Why optimising reverse logistics is need of the hour for small businesses selling online

Updated: Sep 24, 2019 6:25 PM

Logistics for MSMEs: Though the adoption of technology in reverse logistics is at a preliminary stage, its use is bound to grow in times to come.

Reverse logistics is unpredictable in nature and hence it puts tremendous pressure on warehouse management.
  • By Kushal Nahata

Logistics for MSMEs: My colleague Lisa is very fond of online shopping. Almost every week, around seven-eight parcels from different e-commerce providers, used to arrive at her desk. Upon inquiring about her frequent shopping habits, we came to know that she was used to ordering different sizes of all products that she liked online, try the fits of all and keep only the best ones with herself while returning the rest. Well, this isn’t Lisa’s story alone. With more and more online brands offering free returns, customers have started to order more products online, knowing well that they could return the products due to any reason. 

According to market estimates, 30 per cent of products sold on e-commerce platforms are actually returned. As per another report, about 86 percent of consumers say that a brand’s returns policy influences their buying decision online. 

Reverse logistics isn’t as simple as it sounds. The moment a customer returns a product, he/she triggers a series of complex and expensive processes for something that has lost its value. Ownership of the returned product adds to the complexities. Once returned who owns the product? Well, most of the time the onus is on the retailer, but it’s very common to find returned items laying down in warehouses for an indefinite amount of time. Having said that, today there are resellers who are selling returned items as refurbished products. That’s a different story altogether. 

Reverse logistics is unpredictable in nature and hence it puts tremendous pressure on warehouse management. It complicates warehousing by making standard handling processes difficult to implement. This, in turn, results in rising per-item processing costs. The problem with reverse logistics is that the cost incurred cannot be attributed to one fixed cost centre, it spreads across the entire supply chain. In the US, revenue that’s impacted by returns is estimated between $52 billion and $104 billion. One way to shrink costs is to get proper control and visibility of the logistics processes that occur during executing returns. 

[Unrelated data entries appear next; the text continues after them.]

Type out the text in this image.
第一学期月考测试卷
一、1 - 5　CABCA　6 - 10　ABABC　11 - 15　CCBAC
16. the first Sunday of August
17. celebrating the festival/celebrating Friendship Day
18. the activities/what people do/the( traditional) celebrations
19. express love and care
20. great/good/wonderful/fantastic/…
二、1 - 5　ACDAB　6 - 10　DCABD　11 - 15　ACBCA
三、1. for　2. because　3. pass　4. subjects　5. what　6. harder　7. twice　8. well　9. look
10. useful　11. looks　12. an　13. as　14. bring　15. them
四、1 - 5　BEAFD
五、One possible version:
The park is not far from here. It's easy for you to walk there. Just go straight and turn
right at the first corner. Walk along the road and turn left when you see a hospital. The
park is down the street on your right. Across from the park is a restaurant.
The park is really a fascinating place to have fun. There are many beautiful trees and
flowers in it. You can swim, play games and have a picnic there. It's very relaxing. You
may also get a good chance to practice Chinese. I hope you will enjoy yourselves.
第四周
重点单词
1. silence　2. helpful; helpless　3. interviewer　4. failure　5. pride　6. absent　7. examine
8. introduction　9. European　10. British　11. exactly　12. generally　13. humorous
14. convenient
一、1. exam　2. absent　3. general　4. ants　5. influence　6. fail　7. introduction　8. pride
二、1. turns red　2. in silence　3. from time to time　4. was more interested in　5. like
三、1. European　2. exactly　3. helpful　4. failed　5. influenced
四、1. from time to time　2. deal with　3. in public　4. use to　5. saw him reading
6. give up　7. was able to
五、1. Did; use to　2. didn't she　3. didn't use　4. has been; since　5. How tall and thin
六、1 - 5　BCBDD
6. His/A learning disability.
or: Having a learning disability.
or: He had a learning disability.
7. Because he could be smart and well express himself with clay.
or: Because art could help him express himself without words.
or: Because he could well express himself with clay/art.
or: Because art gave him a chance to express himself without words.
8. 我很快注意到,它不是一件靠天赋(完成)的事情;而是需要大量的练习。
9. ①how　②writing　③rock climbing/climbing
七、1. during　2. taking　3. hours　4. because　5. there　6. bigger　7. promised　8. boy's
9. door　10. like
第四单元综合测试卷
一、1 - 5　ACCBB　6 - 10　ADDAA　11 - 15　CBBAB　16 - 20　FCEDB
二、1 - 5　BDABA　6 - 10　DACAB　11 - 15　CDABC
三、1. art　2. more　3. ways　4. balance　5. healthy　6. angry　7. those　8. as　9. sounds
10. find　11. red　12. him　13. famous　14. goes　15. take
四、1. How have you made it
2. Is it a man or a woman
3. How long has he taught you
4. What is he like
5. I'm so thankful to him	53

Optimizing Reverse Logistics

Third-party logistics providers play a key role in reverse logistics. It helps retailers particularly small businesses streamline operations. For a 3PL provider it is an additional revenue-making opportunity, whereas, for the retailer, it is an additional cost that is difficult to escape. Look at this – it takes businesses approximately two weeks or more to add a returned product back to their inventory. Then, these products capture at least 20 per cent more space than the regular shipments. And if the product remains in the warehouse for long and is not resold immediately, it naturally depreciates or goes out of date soon. Reports suggest that about £5 billion of returned items actually land up in the trash, which is an undesirable situation for all retailers. Also, not to forget the additional costs involved in return packing and shipping. 

When it comes to managing these logistics providers, a supply chain platform powered by technologies like machine learning, IoT, and predictive analytics plays a key role. Once a request for return is raised such a platform automatically create pickup jobs and allocates executives to complete the task. Leveraging an advanced supply chain and logistics platform, these executives can quickly take a picture of the returned product and send it to the concerned stakeholders or retailers to gauge the intensity of the problem or damage. Powered by radio-frequency identification and IoT technologies such a platform can help retailers track every movement of the returned goods. Machine learning and big data analytics can help retailers understand patterns in a customer’s buying behaviour to minimize the chances of returns.  By ensuring these efficiencies businesses can significantly optimize reverse logistics costs.

Though the adoption of technology in reverse logistics is at a preliminary stage, its use is bound to grow in times to come. It is the need of the hour, considering the rapidly increasing returns rate in e-commerce. Going forward, retailers who would lack a proactive, tech-based reverse logistics arrangement could fail to differentiate themselves in the market, build a strong customer base and experience growth. It would be right to say that reverse logistics can be well optimized with the use of technology and change the way the retail industry operates at present.

(Kushal Nahata is the CEO & Co-founder at FarEye. Views expressed are the author’s own.)